Лесовичок захихикал.
– Гляди, знайка какой! А кто не знает – те всё на лешего валят. Особенно – кто один в лесу ночь проведёт. С вечера ещё хорохорится: никаких леших нет, всё суеверия, бабушкины сказки! А к утру, смотришь, глазки испуганные, ушки торчком, как у зайца, и от всякого шороха дёргается.
– Так что же, Лесовичок, получается?
– А то получается, что леший – это ваше незнание. Я в лесу каждый шорох, каждый запах, каждую тень могу объяснить. А незнайке всё то послышится, то покажется, то причудится.
– Ну, а всё-таки: есть леший в лесу или нет?
– А вот мы сейчас проверим. Ну-ка, приложи ладонь к уху.
Я прислушался. Кто-то возился в болоте и тихонько икал. Икнёт и губами мокрыми пошлёпает. Никогда раньше я такого не слышал.
– Слышишь? – шепчет Лесовичок, и глазки его зелёные светятся.
– Слышу, – шепчу и я. – Кто это?
– Он это, леший... Огород в лесу копал, на болото мыться пришёл.
– Огород?
– Ну да, огород. Ты что, никогда лешева огорода не видел?
– Н-нет...
– А как он дрова на зиму запасает – тоже не видел?
– Не видел...
– А как зимой саночки по снегу возит?
– И саночки...
– Ну, тогда я тебе покажу. А пока помолчим. Рассветает. Сейчас журавли на болото танцевать выйдут. Готовь своё фоторужьё.
Рассветало. Небо справа пожелтело, и все лужи на болоте справа от нас стали жёлтыми. Слева небо было зелёное. Луна висела на еловой лапе, как зелёный фонарь. И все лужи слева были зелёными. И вот между зелёным и жёлтым появились чёрные журавли. Они стали танцевать, выбивая ногами разноцветные брызги.
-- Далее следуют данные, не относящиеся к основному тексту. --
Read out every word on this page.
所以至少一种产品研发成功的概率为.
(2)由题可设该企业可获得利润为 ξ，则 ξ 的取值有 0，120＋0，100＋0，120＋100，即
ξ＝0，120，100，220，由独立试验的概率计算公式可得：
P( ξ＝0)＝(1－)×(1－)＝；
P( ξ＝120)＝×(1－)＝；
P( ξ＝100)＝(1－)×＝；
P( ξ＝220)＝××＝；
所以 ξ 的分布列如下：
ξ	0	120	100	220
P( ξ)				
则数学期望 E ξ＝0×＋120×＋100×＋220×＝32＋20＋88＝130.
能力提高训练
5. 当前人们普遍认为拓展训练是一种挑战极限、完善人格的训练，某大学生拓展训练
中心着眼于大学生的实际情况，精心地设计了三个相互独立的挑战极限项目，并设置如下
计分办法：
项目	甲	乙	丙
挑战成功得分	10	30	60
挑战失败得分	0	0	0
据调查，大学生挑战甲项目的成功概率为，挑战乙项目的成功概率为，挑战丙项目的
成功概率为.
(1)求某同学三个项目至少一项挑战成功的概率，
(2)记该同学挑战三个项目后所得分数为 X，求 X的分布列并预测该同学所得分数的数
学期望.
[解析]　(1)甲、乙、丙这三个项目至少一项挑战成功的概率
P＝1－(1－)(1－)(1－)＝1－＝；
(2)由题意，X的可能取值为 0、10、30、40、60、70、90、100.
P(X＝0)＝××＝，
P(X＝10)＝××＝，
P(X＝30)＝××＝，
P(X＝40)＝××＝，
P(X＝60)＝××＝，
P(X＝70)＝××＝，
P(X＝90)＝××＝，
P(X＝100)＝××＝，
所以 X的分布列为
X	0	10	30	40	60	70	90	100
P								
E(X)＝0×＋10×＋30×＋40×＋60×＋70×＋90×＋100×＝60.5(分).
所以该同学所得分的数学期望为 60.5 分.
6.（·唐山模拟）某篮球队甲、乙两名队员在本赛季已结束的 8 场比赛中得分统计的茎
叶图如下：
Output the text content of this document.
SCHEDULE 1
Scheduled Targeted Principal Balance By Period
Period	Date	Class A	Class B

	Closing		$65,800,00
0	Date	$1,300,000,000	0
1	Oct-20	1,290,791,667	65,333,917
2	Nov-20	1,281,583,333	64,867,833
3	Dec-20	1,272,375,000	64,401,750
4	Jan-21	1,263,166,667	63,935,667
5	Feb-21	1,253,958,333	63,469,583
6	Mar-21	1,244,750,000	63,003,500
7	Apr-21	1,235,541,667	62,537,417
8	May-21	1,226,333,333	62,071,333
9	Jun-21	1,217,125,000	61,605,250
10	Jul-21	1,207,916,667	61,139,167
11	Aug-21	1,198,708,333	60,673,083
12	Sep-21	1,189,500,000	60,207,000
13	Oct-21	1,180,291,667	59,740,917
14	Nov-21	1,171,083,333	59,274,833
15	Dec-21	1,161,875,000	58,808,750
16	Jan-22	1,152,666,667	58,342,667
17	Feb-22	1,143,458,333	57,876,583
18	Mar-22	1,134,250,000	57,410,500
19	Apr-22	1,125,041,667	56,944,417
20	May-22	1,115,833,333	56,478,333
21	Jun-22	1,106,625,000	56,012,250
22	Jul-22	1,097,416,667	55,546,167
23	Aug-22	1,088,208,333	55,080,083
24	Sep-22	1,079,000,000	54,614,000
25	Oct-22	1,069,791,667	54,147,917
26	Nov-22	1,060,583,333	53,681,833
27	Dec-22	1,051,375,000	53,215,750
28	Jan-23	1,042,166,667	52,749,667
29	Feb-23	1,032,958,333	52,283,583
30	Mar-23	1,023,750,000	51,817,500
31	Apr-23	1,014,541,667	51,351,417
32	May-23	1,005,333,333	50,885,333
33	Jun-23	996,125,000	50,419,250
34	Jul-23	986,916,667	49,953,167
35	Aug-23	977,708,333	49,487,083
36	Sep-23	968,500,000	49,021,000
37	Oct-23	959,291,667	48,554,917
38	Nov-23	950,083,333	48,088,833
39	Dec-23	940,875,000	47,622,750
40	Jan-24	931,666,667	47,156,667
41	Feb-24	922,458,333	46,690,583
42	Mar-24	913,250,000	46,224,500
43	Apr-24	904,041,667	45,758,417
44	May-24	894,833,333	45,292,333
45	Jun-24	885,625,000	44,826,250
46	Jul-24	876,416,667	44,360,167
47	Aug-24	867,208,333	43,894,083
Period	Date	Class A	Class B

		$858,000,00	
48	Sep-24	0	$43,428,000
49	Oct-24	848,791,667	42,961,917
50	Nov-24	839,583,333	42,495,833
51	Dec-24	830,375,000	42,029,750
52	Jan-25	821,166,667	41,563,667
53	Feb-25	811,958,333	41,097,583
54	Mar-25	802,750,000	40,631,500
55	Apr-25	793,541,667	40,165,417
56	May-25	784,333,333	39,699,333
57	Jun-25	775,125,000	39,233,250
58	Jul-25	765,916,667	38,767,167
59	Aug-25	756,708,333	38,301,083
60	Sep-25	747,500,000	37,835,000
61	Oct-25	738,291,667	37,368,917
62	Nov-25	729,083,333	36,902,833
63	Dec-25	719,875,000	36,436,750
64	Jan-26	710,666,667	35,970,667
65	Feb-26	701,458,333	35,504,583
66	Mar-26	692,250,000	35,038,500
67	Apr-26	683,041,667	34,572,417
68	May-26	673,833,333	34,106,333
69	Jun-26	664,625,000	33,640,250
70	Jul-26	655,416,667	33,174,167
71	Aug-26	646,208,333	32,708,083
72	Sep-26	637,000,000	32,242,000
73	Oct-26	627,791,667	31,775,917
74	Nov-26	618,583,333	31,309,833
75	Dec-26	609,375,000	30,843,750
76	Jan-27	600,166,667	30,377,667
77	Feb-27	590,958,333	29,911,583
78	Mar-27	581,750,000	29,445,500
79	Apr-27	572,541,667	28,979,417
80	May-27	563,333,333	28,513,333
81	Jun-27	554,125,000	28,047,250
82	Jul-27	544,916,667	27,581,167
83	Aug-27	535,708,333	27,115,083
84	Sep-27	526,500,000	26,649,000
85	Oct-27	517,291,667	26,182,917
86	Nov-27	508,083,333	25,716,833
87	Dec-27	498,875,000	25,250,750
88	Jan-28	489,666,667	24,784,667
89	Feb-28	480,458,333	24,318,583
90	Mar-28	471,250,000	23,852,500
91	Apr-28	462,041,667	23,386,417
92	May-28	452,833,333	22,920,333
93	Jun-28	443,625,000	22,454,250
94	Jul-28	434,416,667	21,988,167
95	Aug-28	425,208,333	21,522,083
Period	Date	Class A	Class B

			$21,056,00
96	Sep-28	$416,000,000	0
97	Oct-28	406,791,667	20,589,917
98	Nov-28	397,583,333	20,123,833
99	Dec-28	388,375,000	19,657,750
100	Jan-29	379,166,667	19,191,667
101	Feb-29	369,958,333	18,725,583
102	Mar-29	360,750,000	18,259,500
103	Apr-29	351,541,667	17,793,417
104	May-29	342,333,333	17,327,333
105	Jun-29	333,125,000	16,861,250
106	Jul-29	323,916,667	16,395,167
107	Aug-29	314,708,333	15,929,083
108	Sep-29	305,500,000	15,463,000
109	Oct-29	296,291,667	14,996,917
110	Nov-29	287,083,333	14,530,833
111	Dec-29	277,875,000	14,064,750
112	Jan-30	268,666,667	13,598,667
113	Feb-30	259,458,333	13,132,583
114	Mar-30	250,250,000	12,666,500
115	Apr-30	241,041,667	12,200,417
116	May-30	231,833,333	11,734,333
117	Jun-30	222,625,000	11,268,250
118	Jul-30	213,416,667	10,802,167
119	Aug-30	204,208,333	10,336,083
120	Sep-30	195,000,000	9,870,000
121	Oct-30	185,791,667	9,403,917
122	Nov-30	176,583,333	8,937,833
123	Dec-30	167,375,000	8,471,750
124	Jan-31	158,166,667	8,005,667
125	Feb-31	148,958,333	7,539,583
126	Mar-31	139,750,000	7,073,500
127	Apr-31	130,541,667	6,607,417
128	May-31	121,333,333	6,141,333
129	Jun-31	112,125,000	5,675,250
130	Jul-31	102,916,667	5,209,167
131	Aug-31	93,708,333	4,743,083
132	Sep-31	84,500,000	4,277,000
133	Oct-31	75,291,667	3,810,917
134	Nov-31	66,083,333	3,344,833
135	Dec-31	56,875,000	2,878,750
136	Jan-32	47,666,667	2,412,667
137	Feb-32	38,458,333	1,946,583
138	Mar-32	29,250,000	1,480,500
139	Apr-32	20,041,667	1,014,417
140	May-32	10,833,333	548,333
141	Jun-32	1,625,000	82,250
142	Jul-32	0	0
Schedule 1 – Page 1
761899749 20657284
Лесовичок загадал загадки, а вы разгадайте:
кто землю вскопал,
кто осину срубил,
кто след санный оставил?
Тут леший дрова рубил.
Вот тут леший и огород копал.
А тут леший саночки по снегу возил.
БАБОЧКИ
Бабочки тогда только живут, когда хорошо живётся. Чуть только им плохо – холодно, ветрено, сыро – они обмирают. Впадают в особый сон: ничего не видят, не слышат, не чувствуют. И тогда всё плохое и неприятное проходит мимо, будто и вовсе его нет. Нет в жизни бабочек дней тяжёлых и пасмурных – только светлые, тёплые, солнечные. Потому-то так беззаботно и весело порхают они над лугом.
Рябчик и Ёж
—Люблю я, Еж, весенние цветы!
– И я, Рябчик, люблю: такие они яркие да пёстрые!
– Да нет, Еж, совсем не то!
– Такие они нежные да пахучие.
– Опять, Еж, не то! Совсем не то!
– А что же тогда то?
– Такие они вкусные! Особенно незабудки, так в клюве и тают. Незабываемый вкус!
Кто как спит?
– Ты, Заяц, как спишь?
– Как положено – лёжа.
– А ты, Тетерев, как?
– Я сидя.
– А ты, Журавль?
– А я стоя.
– Выходит, друзья, что я, Летучая Мышь, ловчее всех вас сплю, удобнее всех отдыхаю!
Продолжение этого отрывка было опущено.